What Is Recovery Like?
Recovery depends on the size and location of the wound and the type of repair.
Most patients go home the same day with a pressure bandage and written wound care instructions. Bruising, swelling, tightness, and mild discomfort are common. Pain is usually manageable with acetaminophen, unless your surgeon gives different instructions.
Activity restrictions vary, but many patients are asked to avoid strenuous exercise, heavy lifting, bending, or activities that raise blood pressure for at least several days to reduce bleeding risk.
Sutures are usually removed within 1 to 2 weeks, depending on the location and repair.
Scars continue to remodel for months. The early scar is not the final scar.
Why Fellowship Training Matters
Mohs surgery requires expertise in three areas: cancer surgery, microscopic pathology interpretation, and reconstruction.
Not all physicians who perform skin cancer surgery have completed formal fellowship training in Mohs micrographic surgery and dermatologic surgery.

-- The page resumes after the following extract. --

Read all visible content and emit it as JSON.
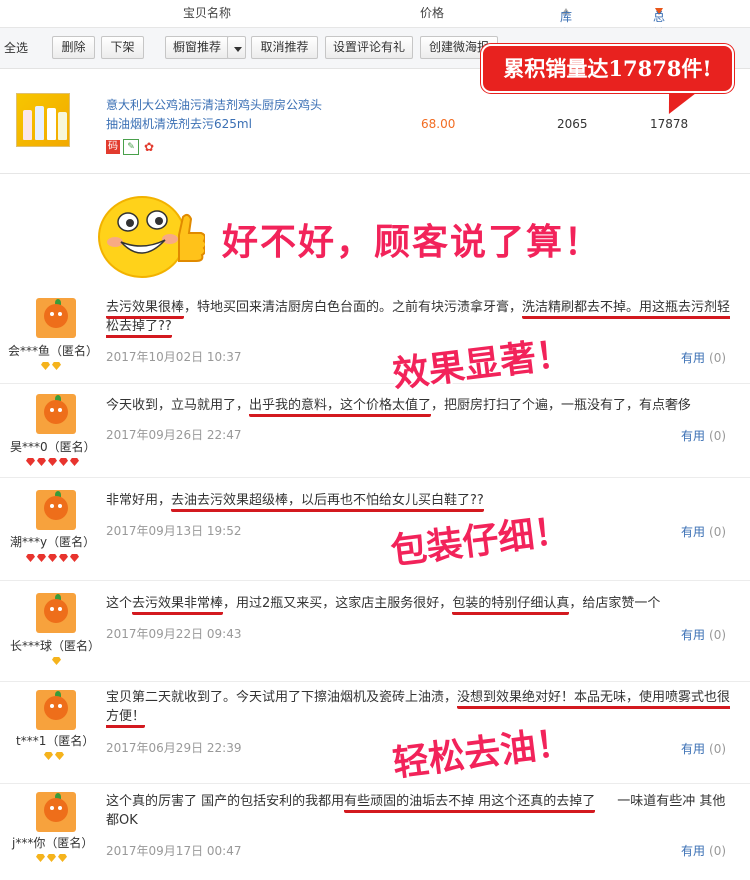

Fellowship training matters because the surgeon must make real-time decisions about where the cancer remains, how much tissue to remove, how to interpret the slides, and how to repair the wound in a way that preserves function and appearance.

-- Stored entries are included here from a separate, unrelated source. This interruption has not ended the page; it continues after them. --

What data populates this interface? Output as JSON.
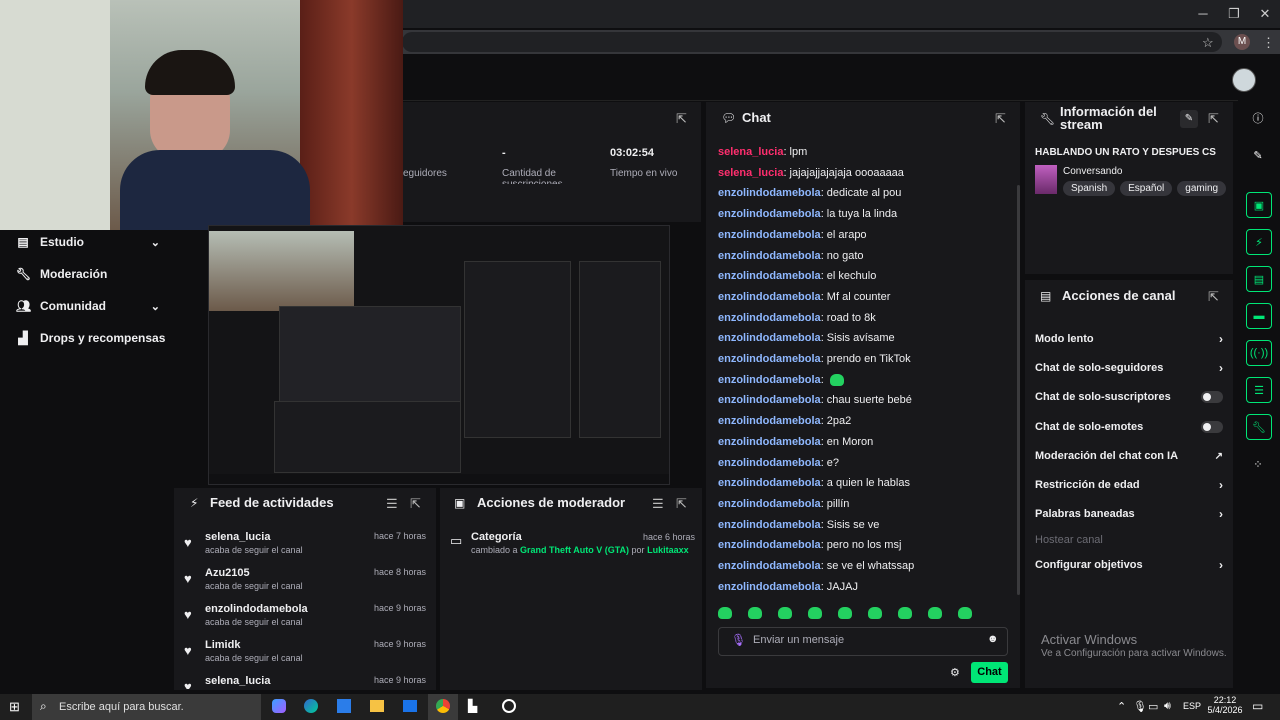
{
  "window": {
    "minimize": "─",
    "restore": "❐",
    "close": "✕",
    "avatar_initial": "M"
  },
  "stats": {
    "followers_label": "eguidores",
    "subs_value": "-",
    "subs_label": "Cantidad de suscripciones",
    "live_value": "03:02:54",
    "live_label": "Tiempo en vivo"
  },
  "nav": {
    "items": [
      {
        "label": "Estudio"
      },
      {
        "label": "Moderación"
      },
      {
        "label": "Comunidad"
      },
      {
        "label": "Drops y recompensas"
      }
    ]
  },
  "chat": {
    "title": "Chat",
    "messages": [
      {
        "user": "selena_lucia",
        "text": ": lpm",
        "red": true
      },
      {
        "user": "selena_lucia",
        "text": ": jajajajjajajaja oooaaaaa",
        "red": true
      },
      {
        "user": "enzolindodamebola",
        "text": ": dedicate al pou"
      },
      {
        "user": "enzolindodamebola",
        "text": ": la tuya la linda"
      },
      {
        "user": "enzolindodamebola",
        "text": ": el arapo"
      },
      {
        "user": "enzolindodamebola",
        "text": ": no gato"
      },
      {
        "user": "enzolindodamebola",
        "text": ": el kechulo"
      },
      {
        "user": "enzolindodamebola",
        "text": ": Mf al counter"
      },
      {
        "user": "enzolindodamebola",
        "text": ": road to 8k"
      },
      {
        "user": "enzolindodamebola",
        "text": ": Sisis avísame"
      },
      {
        "user": "enzolindodamebola",
        "text": ": prendo en TikTok"
      },
      {
        "user": "enzolindodamebola",
        "text": ":",
        "emote": true
      },
      {
        "user": "enzolindodamebola",
        "text": ": chau suerte bebé"
      },
      {
        "user": "enzolindodamebola",
        "text": ": 2pa2"
      },
      {
        "user": "enzolindodamebola",
        "text": ": en Moron"
      },
      {
        "user": "enzolindodamebola",
        "text": ": e?"
      },
      {
        "user": "enzolindodamebola",
        "text": ": a quien le hablas"
      },
      {
        "user": "enzolindodamebola",
        "text": ": pillín"
      },
      {
        "user": "enzolindodamebola",
        "text": ": Sisis se ve"
      },
      {
        "user": "enzolindodamebola",
        "text": ": pero no los msj"
      },
      {
        "user": "enzolindodamebola",
        "text": ": se ve el whatssap"
      },
      {
        "user": "enzolindodamebola",
        "text": ": JAJAJ"
      }
    ],
    "input_placeholder": "Enviar un mensaje",
    "send_label": "Chat"
  },
  "stream_info": {
    "title": "Información del stream",
    "stream_title": "HABLANDO UN RATO Y DESPUES CS",
    "category": "Conversando",
    "tags": [
      "Spanish",
      "Español",
      "gaming"
    ]
  },
  "channel_actions": {
    "title": "Acciones de canal",
    "items": [
      {
        "label": "Modo lento",
        "control": "chevron"
      },
      {
        "label": "Chat de solo-seguidores",
        "control": "chevron"
      },
      {
        "label": "Chat de solo-suscriptores",
        "control": "toggle"
      },
      {
        "label": "Chat de solo-emotes",
        "control": "toggle"
      },
      {
        "label": "Moderación del chat con IA",
        "control": "external"
      },
      {
        "label": "Restricción de edad",
        "control": "chevron"
      },
      {
        "label": "Palabras baneadas",
        "control": "chevron"
      },
      {
        "label": "Hostear canal",
        "control": "none",
        "disabled": true
      },
      {
        "label": "Configurar objetivos",
        "control": "chevron"
      }
    ]
  },
  "activation": {
    "title": "Activar Windows",
    "sub": "Ve a Configuración para activar Windows."
  },
  "feed": {
    "title": "Feed de actividades",
    "items": [
      {
        "user": "selena_lucia",
        "sub": "acaba de seguir el canal",
        "time": "hace 7 horas"
      },
      {
        "user": "Azu2105",
        "sub": "acaba de seguir el canal",
        "time": "hace 8 horas"
      },
      {
        "user": "enzolindodamebola",
        "sub": "acaba de seguir el canal",
        "time": "hace 9 horas"
      },
      {
        "user": "Limidk",
        "sub": "acaba de seguir el canal",
        "time": "hace 9 horas"
      },
      {
        "user": "selena_lucia",
        "sub": "",
        "time": "hace 9 horas"
      }
    ]
  },
  "mod_actions": {
    "title": "Acciones de moderador",
    "items": [
      {
        "type": "Categoría",
        "time": "hace 6 horas",
        "prefix": "cambiado a",
        "game": "Grand Theft Auto V (GTA)",
        "by": "por",
        "user": "Lukitaaxx"
      }
    ]
  },
  "taskbar": {
    "search_placeholder": "Escribe aquí para buscar.",
    "time": "22:12",
    "date": "5/4/2026",
    "lang": "ESP"
  }
}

When choosing a Mohs surgeon, look for board certification in dermatology and fellowship training in Mohs micrographic surgery or dermatologic surgery.
Questions to Ask Before Mohs Surgery
Before your procedure, it is reasonable to ask:
- What type of skin cancer do I have?
- Why is Mohs recommended for my case?
- Are there reasonable alternatives?
- How long should I plan to be in the office?
- Will you repair the wound the same day?
- What are the possible reconstruction options?
- What restrictions will I have after surgery?
- When will sutures be removed?
- What should I do if I have bleeding or pain after the procedure?
A good surgeon will not be offended by these questions. They are part of informed care.
The Bottom Line
Mohs surgery is a precise, tissue-sparing technique used to treat certain skin cancers.
It is not necessary for every basal cell carcinoma or squamous cell carcinoma. But when a skin cancer is on a high-risk or cosmetically sensitive area, has aggressive features, has returned after prior treatment, or occurs in a higher-risk patient, Mohs can offer very high cure rates while preserving as much healthy tissue as possible.
If your dermatologist recommends Mohs, ask why. The answer should be specific to your diagnosis, tumor location, pathology, and overall risk.
FAQ
Q: What is Mohs surgery?
A: Mohs surgery is a specialized technique for removing certain skin cancers layer by layer while checking the tissue under a microscope until the margins are clear.
Q: Is Mohs surgery painful?
A: The numbing injection can sting briefly, but the procedure itself should not be painful. Most patients feel pressure, not sharp pain.
Q: How long does Mohs surgery take?
A: Many cases take a few hours, but patients should plan for much of the day because tissue processing and microscopic review take time.
Q: Does every skin cancer need Mohs?
A: No. Mohs is most useful for certain basal cell and squamous cell carcinomas, especially those on high-risk sites, aggressive tumors, recurrent tumors, or tumors where tissue preservation matters.
Q: Is Mohs used for melanoma?
A: Mohs is not the standard treatment for most melanomas, but modified Mohs or staged excision may be used in selected cases, especially lentigo maligna or melanoma in situ.
Q: Will I have stitches after Mohs?
A: Many patients do, but not always. Some wounds heal on their own, while others require stitches, a flap, or a graft.
Q: What is the cure rate for Mohs surgery?
A: Mohs has very high cure rates, often described as up to 99% for certain primary skin cancers. Exact cure rates depend on the tumor type, location, size, and whether it is recurrent.
Q: How do I choose a Mohs surgeon?
A: Look for a board-certified dermatologist with fellowship training in Mohs micrographic surgery or dermatologic surgery, especially for tumors on the face or other complex areas.